In his epistle to Sam he offers his own thumbnail history of the conflict and its solution; and whether or not you agree with his version, he forces anyone reading Twain's text to see it differently.
Imagine the travel book; then experience the travels and return to re-imagine the book. Ian Strathcarron does just that, allowing readers to enjoy Twain from yet another vantage point, and that's a pleasurable excursion. However, despite his letter to Sam I can't help but feel he's missed a marvelous opportunity to even more deeply question Twain's orientalist attitudes. Twain, like other Westerners of his time, made his short sojourn through the Ottoman Empire happily ignorant, virtually unaware of underlying social, cultural and political dynamics; he shares laughter at a particularly impoverished un-modern part of the world although Italy didn't fare much better.
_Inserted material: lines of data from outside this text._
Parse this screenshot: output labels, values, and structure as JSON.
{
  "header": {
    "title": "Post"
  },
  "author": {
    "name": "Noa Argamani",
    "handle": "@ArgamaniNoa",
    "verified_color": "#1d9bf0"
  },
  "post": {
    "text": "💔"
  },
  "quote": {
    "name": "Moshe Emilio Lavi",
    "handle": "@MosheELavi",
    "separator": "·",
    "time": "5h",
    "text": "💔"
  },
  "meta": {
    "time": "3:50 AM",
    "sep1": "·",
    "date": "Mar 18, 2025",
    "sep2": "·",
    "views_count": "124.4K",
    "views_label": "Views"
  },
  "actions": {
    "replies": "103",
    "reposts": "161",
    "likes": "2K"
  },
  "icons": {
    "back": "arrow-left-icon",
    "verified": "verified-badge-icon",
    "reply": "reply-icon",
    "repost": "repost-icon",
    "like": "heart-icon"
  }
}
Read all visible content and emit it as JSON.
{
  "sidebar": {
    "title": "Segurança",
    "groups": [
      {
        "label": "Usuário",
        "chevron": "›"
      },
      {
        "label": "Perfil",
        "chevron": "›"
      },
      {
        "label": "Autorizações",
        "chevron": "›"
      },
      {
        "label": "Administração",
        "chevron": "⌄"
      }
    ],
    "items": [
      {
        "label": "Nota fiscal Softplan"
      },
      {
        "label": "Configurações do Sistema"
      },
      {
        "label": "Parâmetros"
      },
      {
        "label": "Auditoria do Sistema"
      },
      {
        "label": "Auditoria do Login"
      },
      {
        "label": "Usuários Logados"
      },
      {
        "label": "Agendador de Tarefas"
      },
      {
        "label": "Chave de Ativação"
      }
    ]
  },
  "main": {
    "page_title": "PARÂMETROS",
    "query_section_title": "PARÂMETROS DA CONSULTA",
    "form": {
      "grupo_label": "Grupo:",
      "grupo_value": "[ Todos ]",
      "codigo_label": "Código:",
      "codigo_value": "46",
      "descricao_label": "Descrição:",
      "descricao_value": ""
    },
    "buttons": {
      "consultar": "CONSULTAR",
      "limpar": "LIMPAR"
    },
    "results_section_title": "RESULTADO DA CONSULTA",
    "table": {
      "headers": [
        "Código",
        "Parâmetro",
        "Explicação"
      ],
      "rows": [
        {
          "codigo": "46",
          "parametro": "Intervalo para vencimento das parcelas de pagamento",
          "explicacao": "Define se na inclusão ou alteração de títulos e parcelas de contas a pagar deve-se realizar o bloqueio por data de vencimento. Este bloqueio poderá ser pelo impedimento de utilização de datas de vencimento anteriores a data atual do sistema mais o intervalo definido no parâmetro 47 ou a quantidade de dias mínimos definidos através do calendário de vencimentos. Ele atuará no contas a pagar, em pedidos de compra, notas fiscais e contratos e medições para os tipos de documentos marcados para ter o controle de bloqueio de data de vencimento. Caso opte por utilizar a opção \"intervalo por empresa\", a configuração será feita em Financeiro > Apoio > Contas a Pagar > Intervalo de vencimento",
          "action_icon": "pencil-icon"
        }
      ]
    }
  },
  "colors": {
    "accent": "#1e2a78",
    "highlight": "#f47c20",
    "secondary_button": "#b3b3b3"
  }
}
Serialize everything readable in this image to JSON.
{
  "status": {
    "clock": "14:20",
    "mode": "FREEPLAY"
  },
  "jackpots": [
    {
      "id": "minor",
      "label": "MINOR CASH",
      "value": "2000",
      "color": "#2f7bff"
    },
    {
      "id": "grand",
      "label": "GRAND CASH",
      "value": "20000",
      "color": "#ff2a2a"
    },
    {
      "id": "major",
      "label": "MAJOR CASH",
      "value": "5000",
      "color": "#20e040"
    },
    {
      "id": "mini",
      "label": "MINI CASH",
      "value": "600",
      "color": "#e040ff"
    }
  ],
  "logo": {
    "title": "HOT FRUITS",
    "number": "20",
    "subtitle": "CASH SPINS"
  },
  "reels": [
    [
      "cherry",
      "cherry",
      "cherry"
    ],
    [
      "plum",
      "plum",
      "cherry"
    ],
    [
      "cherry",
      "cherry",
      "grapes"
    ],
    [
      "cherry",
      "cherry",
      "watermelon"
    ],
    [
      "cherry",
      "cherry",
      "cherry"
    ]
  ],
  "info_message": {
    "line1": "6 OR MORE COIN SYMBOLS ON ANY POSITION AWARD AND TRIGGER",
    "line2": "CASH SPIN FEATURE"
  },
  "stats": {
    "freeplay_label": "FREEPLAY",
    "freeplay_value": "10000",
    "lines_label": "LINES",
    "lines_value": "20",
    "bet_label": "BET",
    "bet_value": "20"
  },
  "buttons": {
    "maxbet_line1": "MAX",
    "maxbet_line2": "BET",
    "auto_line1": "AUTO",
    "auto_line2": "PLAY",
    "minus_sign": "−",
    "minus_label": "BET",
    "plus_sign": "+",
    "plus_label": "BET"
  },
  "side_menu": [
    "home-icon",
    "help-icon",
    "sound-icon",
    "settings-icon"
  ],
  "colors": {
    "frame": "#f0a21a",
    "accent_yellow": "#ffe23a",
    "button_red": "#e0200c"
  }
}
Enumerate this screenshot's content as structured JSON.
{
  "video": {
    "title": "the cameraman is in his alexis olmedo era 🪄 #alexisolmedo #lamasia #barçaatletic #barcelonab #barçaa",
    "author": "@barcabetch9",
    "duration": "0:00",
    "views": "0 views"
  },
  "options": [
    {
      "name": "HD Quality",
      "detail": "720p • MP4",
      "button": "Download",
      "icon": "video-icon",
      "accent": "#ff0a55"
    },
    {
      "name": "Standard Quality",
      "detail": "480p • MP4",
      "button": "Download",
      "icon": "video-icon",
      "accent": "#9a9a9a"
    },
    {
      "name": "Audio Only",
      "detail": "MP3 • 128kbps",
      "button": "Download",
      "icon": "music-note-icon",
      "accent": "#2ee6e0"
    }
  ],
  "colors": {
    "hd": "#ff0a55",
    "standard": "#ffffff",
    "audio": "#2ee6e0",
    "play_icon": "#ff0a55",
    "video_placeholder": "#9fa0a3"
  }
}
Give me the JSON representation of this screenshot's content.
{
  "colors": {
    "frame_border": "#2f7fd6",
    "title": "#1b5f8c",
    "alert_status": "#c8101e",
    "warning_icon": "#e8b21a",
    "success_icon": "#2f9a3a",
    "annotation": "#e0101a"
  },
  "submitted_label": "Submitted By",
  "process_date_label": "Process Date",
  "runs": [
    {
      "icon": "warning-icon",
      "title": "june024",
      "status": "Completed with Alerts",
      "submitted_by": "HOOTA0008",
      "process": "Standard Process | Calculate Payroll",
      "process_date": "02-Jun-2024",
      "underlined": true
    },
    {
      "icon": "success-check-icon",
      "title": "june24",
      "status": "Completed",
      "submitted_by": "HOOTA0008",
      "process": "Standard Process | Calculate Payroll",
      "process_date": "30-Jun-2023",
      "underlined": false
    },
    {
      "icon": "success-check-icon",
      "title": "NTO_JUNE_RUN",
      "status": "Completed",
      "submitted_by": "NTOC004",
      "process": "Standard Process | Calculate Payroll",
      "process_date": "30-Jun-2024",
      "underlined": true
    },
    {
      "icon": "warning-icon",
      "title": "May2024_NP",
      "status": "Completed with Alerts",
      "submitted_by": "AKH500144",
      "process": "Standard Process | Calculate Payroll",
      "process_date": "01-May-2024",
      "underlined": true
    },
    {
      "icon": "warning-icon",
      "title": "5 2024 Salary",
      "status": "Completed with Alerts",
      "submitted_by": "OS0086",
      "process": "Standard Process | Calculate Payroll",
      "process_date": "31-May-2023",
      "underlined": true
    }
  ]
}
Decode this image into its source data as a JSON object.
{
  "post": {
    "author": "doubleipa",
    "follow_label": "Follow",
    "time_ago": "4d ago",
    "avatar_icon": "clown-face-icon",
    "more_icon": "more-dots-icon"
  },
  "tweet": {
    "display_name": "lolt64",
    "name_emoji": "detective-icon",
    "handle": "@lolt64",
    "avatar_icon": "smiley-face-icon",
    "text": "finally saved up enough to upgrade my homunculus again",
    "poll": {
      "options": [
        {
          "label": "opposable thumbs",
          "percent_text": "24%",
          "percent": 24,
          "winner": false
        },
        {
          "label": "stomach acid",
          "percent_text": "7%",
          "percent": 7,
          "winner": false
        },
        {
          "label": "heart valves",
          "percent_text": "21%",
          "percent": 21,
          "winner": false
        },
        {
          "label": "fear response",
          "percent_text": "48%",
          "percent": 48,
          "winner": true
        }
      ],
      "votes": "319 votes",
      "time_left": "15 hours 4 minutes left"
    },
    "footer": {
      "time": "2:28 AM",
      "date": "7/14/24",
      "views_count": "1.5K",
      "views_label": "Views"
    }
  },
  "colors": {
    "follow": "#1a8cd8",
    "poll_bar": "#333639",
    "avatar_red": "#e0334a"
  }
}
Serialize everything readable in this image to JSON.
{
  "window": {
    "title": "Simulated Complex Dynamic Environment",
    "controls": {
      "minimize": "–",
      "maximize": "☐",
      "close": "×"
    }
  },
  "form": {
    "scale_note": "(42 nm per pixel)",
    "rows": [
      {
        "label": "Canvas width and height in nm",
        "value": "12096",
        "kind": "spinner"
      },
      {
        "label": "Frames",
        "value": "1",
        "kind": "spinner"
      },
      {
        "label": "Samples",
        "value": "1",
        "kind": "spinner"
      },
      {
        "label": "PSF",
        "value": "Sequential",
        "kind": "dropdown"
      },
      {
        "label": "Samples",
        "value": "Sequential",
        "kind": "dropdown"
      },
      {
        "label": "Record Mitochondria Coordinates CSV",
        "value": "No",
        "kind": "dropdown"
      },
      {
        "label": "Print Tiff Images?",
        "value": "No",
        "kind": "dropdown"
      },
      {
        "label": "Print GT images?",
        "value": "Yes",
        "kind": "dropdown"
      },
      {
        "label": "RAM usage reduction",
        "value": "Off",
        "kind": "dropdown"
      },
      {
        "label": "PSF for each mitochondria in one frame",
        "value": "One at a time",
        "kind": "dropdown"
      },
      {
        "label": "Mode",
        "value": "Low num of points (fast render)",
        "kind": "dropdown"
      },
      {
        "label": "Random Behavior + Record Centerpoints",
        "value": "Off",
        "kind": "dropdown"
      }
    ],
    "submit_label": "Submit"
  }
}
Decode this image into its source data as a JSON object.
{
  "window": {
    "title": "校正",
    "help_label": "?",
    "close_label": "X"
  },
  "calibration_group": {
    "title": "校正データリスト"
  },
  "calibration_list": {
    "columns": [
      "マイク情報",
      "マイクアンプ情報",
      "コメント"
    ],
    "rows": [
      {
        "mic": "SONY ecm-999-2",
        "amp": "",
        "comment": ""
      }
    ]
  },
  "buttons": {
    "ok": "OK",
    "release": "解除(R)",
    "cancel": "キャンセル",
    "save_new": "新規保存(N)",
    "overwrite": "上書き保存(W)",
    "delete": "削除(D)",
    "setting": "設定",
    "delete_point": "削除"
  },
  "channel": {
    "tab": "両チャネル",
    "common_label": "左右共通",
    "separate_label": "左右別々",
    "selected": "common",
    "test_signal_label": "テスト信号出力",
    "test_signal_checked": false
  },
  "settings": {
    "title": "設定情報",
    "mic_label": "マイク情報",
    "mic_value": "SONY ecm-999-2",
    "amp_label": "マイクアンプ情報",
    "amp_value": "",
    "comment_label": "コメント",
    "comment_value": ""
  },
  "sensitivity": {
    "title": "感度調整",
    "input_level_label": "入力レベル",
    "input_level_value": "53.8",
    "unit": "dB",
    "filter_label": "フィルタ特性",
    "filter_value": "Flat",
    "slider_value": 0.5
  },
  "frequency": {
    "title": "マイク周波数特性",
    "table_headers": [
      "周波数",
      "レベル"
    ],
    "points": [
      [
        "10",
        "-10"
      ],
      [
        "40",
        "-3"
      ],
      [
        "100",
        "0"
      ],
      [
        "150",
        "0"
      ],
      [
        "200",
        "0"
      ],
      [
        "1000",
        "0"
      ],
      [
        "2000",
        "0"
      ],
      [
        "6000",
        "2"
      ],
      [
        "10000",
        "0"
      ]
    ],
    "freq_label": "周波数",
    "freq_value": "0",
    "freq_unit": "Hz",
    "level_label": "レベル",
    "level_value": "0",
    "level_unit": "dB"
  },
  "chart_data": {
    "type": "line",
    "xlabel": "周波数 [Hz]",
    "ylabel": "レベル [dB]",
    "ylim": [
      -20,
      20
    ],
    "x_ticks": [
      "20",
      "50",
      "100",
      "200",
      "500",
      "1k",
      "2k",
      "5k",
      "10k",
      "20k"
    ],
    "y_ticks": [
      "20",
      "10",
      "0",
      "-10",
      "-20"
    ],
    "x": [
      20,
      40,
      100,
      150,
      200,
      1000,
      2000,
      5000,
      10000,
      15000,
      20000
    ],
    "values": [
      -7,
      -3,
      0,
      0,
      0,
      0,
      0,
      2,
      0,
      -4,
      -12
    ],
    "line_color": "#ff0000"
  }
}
Twain's grace is compassion and a readiness to lambaste himself and everyone else as fools; and his satire is, in the end, directed more at his readers, at the sanctimonious piety, sense of superiority and delusions of exoticism that con Americans in the typical Holy Land travel books. In Innocence and War Strathcarron is more knowledgeable about the region, and he's capable of understanding today's conflict as an intelligent observer, despite several prejudices of his own. A British peer, he could have used the opportunity to question his own assumptions more thoroughly, and that may have allowed him to plumb even more deeply Twain's earlier journey. Still, it's a fun read, and I look forward to sailing down the Mississippi with the Lord, if not the King and Duke.